Children who attend the Curious Minds Education Centre nursery in Elgin have been attempting to regularly run their own litter picks.
However, the crusade against chewing gum and cigarette ends has been halted by having equipment too big for the youngsters’ small hands.
Yesterday the group, aged between two and five, took possession of tiny litter pickers to resume their battle against unsightly mess in the streets.
And immediately the class got to work on Elgin’s High Street by using the mini grabbers to clear up the area in front of their nursery.
Tina Gauld, education manager at Curious Minds, said: “We do a lot of work with the children to teach them about, not only the importance of clearing litter, but also about looking after water, not wasting food and also being energy efficient.
“It’s amazing what they will take in at that young age as long as it’s in a language that they will understand.

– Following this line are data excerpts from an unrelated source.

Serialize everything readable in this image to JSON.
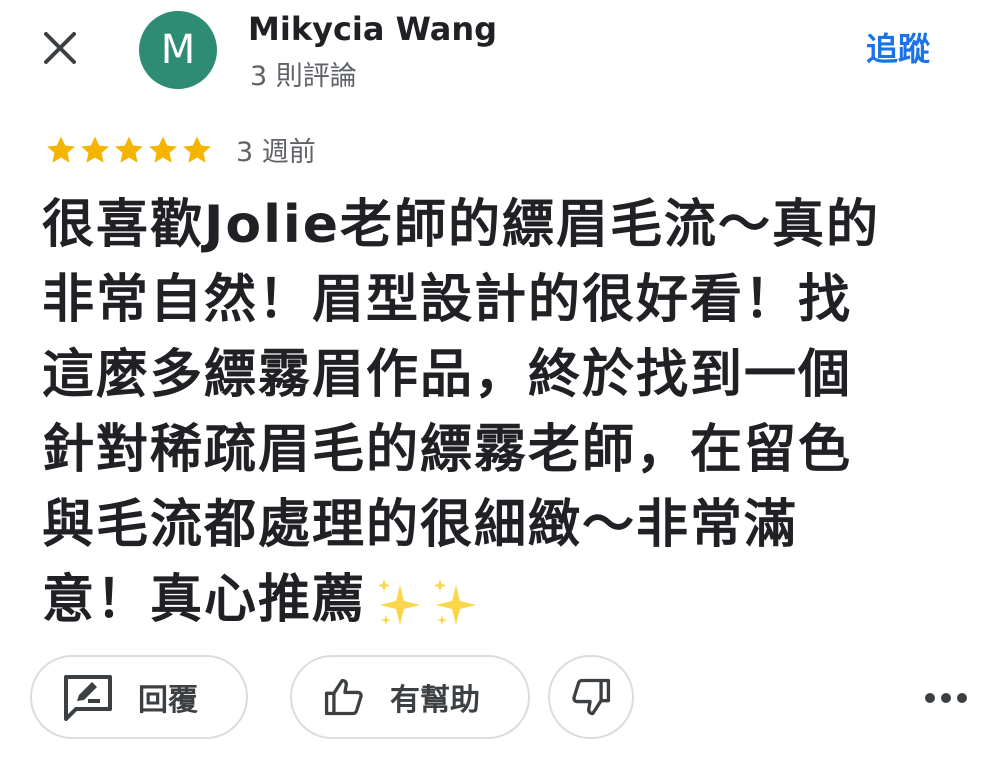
{
  "header": {
    "avatar_letter": "M",
    "avatar_color": "#2e8b74",
    "author_name": "Mikycia Wang",
    "author_meta": "3 則評論",
    "follow_label": "追蹤",
    "close_icon": "close-icon"
  },
  "rating": {
    "stars": 5,
    "max_stars": 5,
    "star_color": "#f4b400",
    "time_ago": "3 週前"
  },
  "review": {
    "lines": [
      "很喜歡Jolie老師的縹眉毛流～真的",
      "非常自然！眉型設計的很好看！找",
      "這麼多縹霧眉作品，終於找到一個",
      "針對稀疏眉毛的縹霧老師，在留色",
      "與毛流都處理的很細緻～非常滿",
      "意！真心推薦"
    ],
    "trailing_emoji": "sparkles-icon"
  },
  "actions": {
    "reply_label": "回覆",
    "helpful_label": "有幫助",
    "reply_icon": "reply-icon",
    "helpful_icon": "thumbs-up-icon",
    "dislike_icon": "thumbs-down-icon",
    "more_icon": "more-horiz-icon"
  },
  "colors": {
    "accent": "#1a73e8",
    "text_primary": "#202124",
    "text_secondary": "#5f6368",
    "border": "#dadce0"
  }
}
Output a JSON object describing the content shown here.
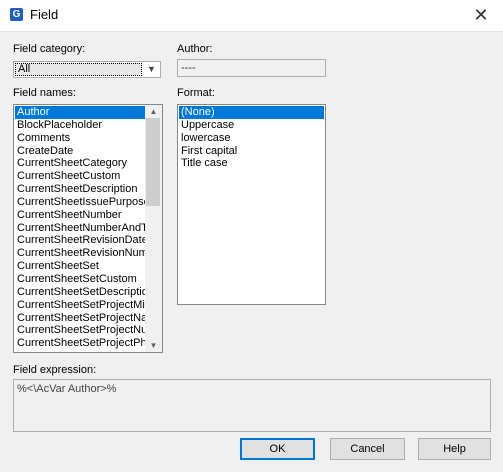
{
  "window": {
    "title": "Field",
    "icon": "app-logo-icon",
    "close_glyph": "✕"
  },
  "field_category": {
    "label": "Field category:",
    "selected": "All"
  },
  "author": {
    "label": "Author:",
    "value": "----"
  },
  "field_names": {
    "label": "Field names:",
    "items": [
      "Author",
      "BlockPlaceholder",
      "Comments",
      "CreateDate",
      "CurrentSheetCategory",
      "CurrentSheetCustom",
      "CurrentSheetDescription",
      "CurrentSheetIssuePurpose",
      "CurrentSheetNumber",
      "CurrentSheetNumberAndTitle",
      "CurrentSheetRevisionDate",
      "CurrentSheetRevisionNumber",
      "CurrentSheetSet",
      "CurrentSheetSetCustom",
      "CurrentSheetSetDescription",
      "CurrentSheetSetProjectMilestone",
      "CurrentSheetSetProjectName",
      "CurrentSheetSetProjectNumber",
      "CurrentSheetSetProjectPhase"
    ],
    "selected_index": 0
  },
  "format": {
    "label": "Format:",
    "items": [
      "(None)",
      "Uppercase",
      "lowercase",
      "First capital",
      "Title case"
    ],
    "selected_index": 0
  },
  "field_expression": {
    "label": "Field expression:",
    "value": "%<\\AcVar Author>%"
  },
  "buttons": {
    "ok": "OK",
    "cancel": "Cancel",
    "help": "Help"
  }
}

“The children have their own eco-committee where they plan where they’re going to go and pick up litter and think about what they’re going to do when they get there and whether there are any risks they need to think about.”
Moray MSP Richard Lochhead sourced the mini pickers from charity Keep Scotland Beautiful and manufacturer Helping Hands after learning of the nursery’s plight finding suitable equipment for their children.
He said: “It’s never too early to learn about the need to keep our country tidy and our local communities clean.
“On a recent visit to Curious Minds I was impressed to learn that they go out and pick litter but they didn’t have enough pickers so I offered to try and sort something out for them.”
Lindsay Richmond-Kearns, communities manager at Helping Hands, said: “We were delighted to help the Curious Minds nursery on this occasion with a donation of litter grabbers to help keep Scotland beautiful.”